Une image d'un héros mythique passé maître du ciel
Maui est une grande star du mythe, car il a à son actif de
nombreuses biographies qui ont su, à travers les récits de la
tradition orale mais aussi à travers les récits des premiers
ethnographes, marquer les esprits par les traits singuliers de sa
personnalité. On le dit espiègle à souhait, grand pourfendeur des
interdits, attrapeur de soleil et pêcheur d'îles. Certains donnèrent
au héros les caractéristiques " solaires " que la psychanalyse
naissante prêtait, au début du siècle précédent, au traumatisme de
la naissance. La tragédie de Maui aurait été alors de naître deux
fois ou d'avoir eu deux parentés, celle des dieux et celle des
hommes. Lorsqu'il voulut être un garçon comme ses frères, nous
disaient ses biographes, ses frères ressentirent vivement le
monopole de l'affection de leur mère qui le préférait de manière
extravagante. Mais chaque matin, à l'aurore, elle disparaissait et
le laissait seul avec ses frères, ce qui l'incita à la suivre et
l'embarqua dans toute une série d'aventures dans le monde
souterrain. Sans conférer directement à Maui les traits solaires
caractéristiques dans nombreuses épopées orientales, on prêtait
volontiers au héros toutes les caractéristiques de l'espièglerie
transgressive. Luomala, dans son Maui des mille espiègleries, paru à
Hawai'i en 1949, nous conte l'idée que ses biographes avait du
héros. " Un jeune héros civilisateur, insouciant, fripon et
simulataire ", voici comment le héros est décrit par ses biographes.
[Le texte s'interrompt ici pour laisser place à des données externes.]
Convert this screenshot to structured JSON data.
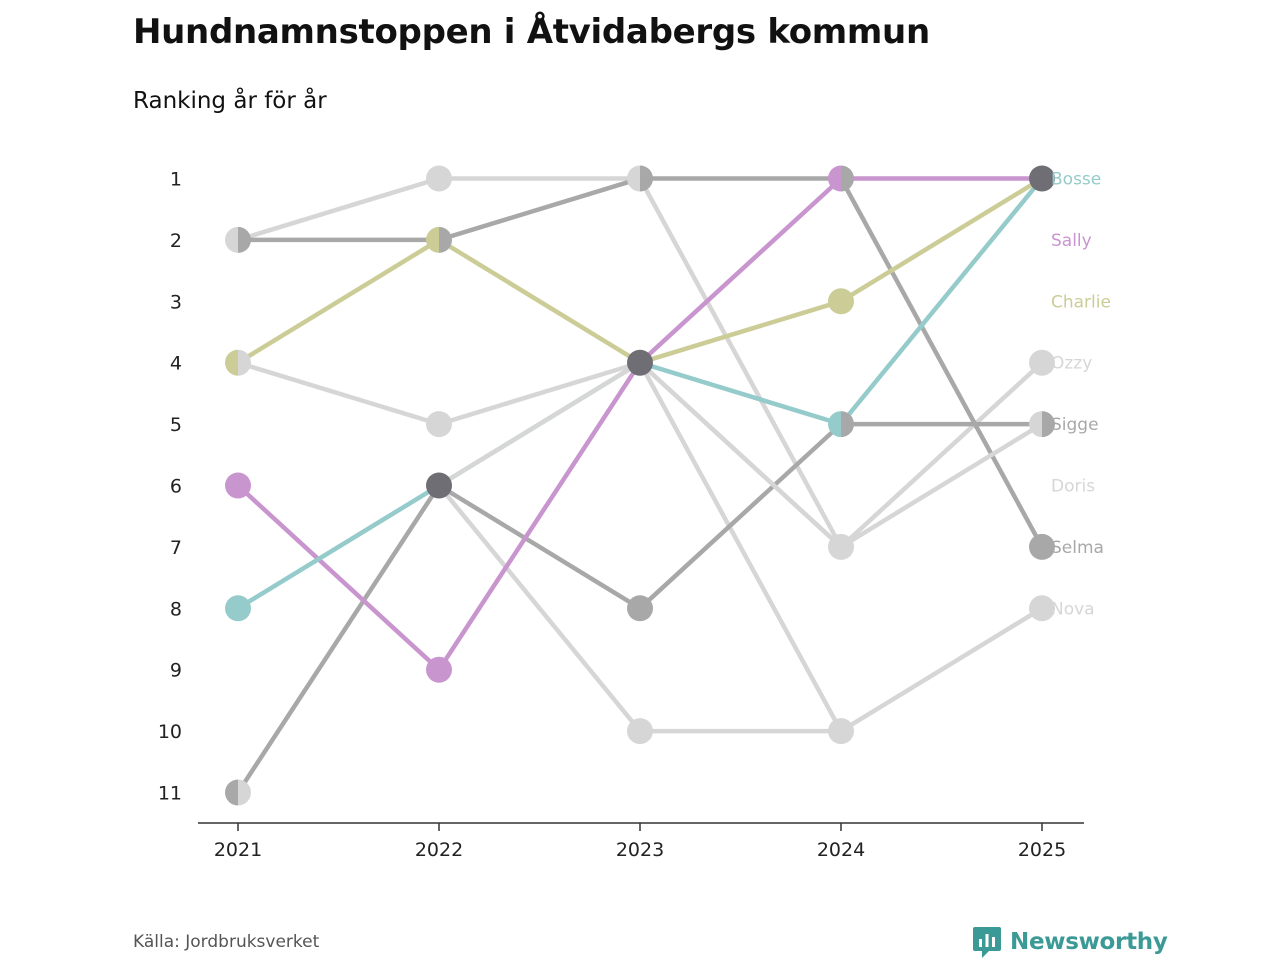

Maui est moins qu'un dieu, mais plus qu'un homme. Aimé mais non
adoré. Comique et cependant tragique. Protecteur et destructeur. Il
est le Peter Pan polynésien, qui quelque fois tient lieu de Moïse.
A y
regarder de plus près son actif n'est pas toujours glorieux. Il tua
deux de ses grands-parents, mit le feu au monde, lorsqu'il voulut
dérober le feu au dieu (quelquefois identifié à la déesse des
tréfonds de la terre) Mahui'a, et battit à mort son ancêtre, le
soleil, à l'aide de la mâchoire de sa grand-mère utilisée comme
casse-tête. Alors qu'il laissait mourir de faim une de ses
grands-mères pour obtenir d'elle sa mâchoire magique, il traita un
peu mieux son autre grand-mère gardienne du monde souterrain (dans
un autre récit, il s'agit de Ra'anua, sa propre grand-mère qui est à
la fois l'une et l'autre). Etant aveugle, elle veillait
perpétuellement sur un feu où brûlait un festin, anthropophage selon
certains narrateurs. Maui sut lui faire recouvrer la vue, ce qui lui
valut d'être initié à la magie par sa grand-mère. Mais ces bonnes
actions sont contrebalancées par ce qu'il fit subir à ses
grands-pères (le plus souvent identifiés à Mahui'a). Ainsi au lever
du soleil, Maui, juché au sommet du plus haut cocotier, tira
brusquement sa ceinture pour réduire le vieil homme en miette. Bien
qu'il finisse, dans ce dernier cas, par redonner la vie au soleil,
en général Maui tire son pouvoir de la magie de ses ancêtres et des
sévices qu'il leur fait subir…Voilà une bien mauvaise réputation !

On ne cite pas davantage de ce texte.